2001: A Space Odyssey is a 1968 science fiction film directed by Stanley Kubrick, written by Kubrick and Arthur C. Clarke. The film deals with themes of human evolution, technology, artificial intelligence, and extraterrestrial life, and is notable for its scientific realism, pioneering special effects, and provocatively ambiguous imagery and sound in place of traditional narrative techniques.
Despite receiving mixed reviews upon release, 2001: A Space Odyssey is today thought by some critics to be one of the greatest films ever made. It was nominated for four Academy Awards, and received one for visual effects.

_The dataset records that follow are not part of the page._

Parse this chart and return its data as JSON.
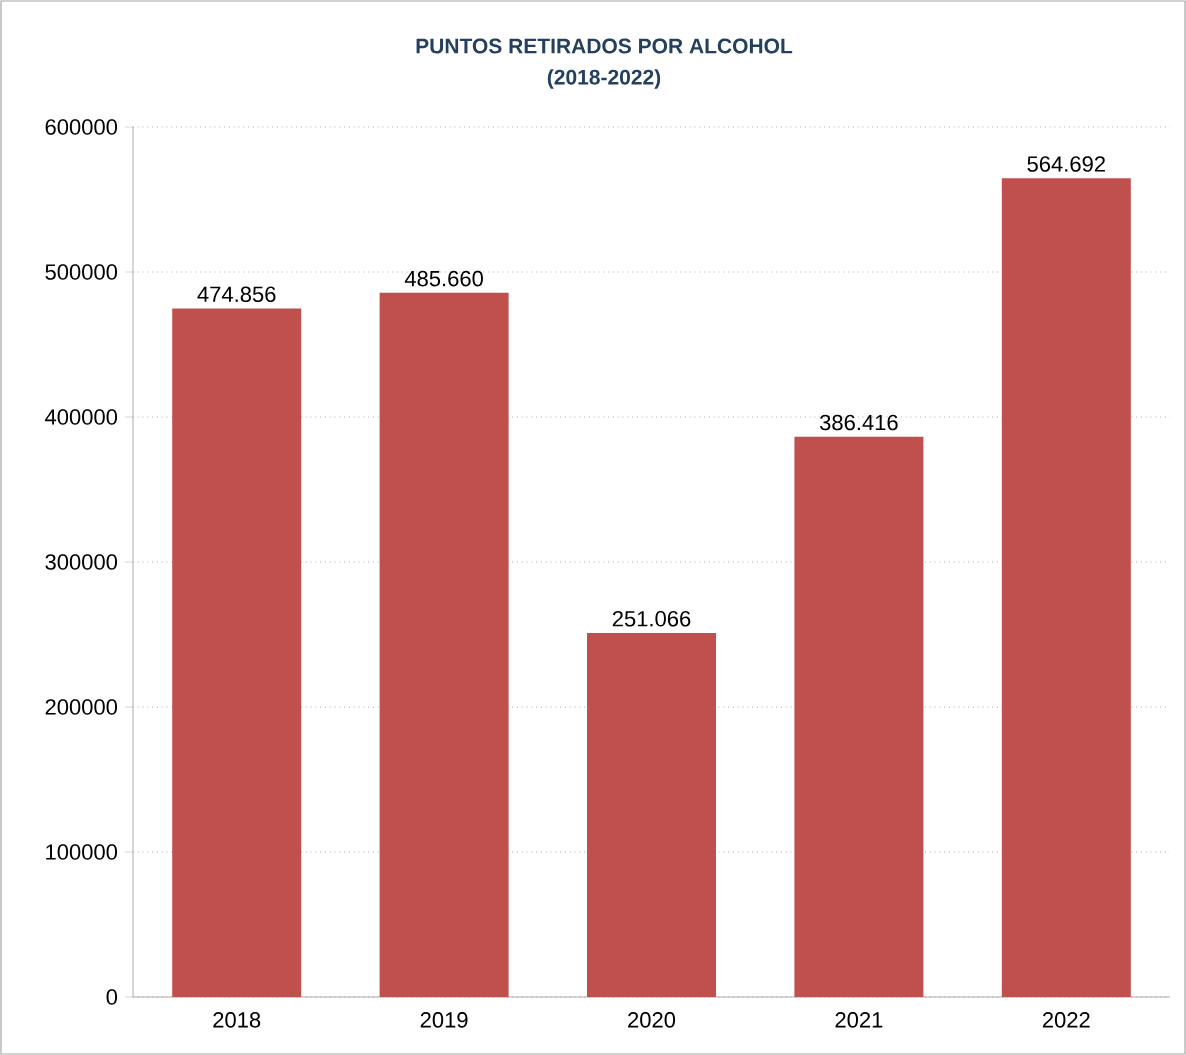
{
  "chart_data": {
    "type": "bar",
    "title": "PUNTOS RETIRADOS POR ALCOHOL",
    "subtitle": "(2018-2022)",
    "categories": [
      "2018",
      "2019",
      "2020",
      "2021",
      "2022"
    ],
    "values": [
      474856,
      485660,
      251066,
      386416,
      564692
    ],
    "value_labels": [
      "474.856",
      "485.660",
      "251.066",
      "386.416",
      "564.692"
    ],
    "color": "#c0504d",
    "ylim": [
      0,
      600000
    ],
    "yticks": [
      0,
      100000,
      200000,
      300000,
      400000,
      500000,
      600000
    ],
    "grid": "y"
  }
}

A sequel to the film, titled 2010: The Year We Make Contact was based on Clarke’s 1982 book 2010: Odyssey Two and was released in 1984. However, Kubrick was not involved in the production of this film, which did not have the impact of the original. (Nonetheless, Kubrick makes a cameo appearance in the film. The cover of a Time magazine seen in the film features illustrations of the Soviet and American presidents. Clearly, the illustrations represent Kubrick as the Russian Premier and Clarke as his opposite. Also, the name of the captain on the Leonov is “Kirbuk”.) Clarke went on to write two more sequel novels: 2061: Odyssey Three (1987) and 3001: The Final Odyssey (1997).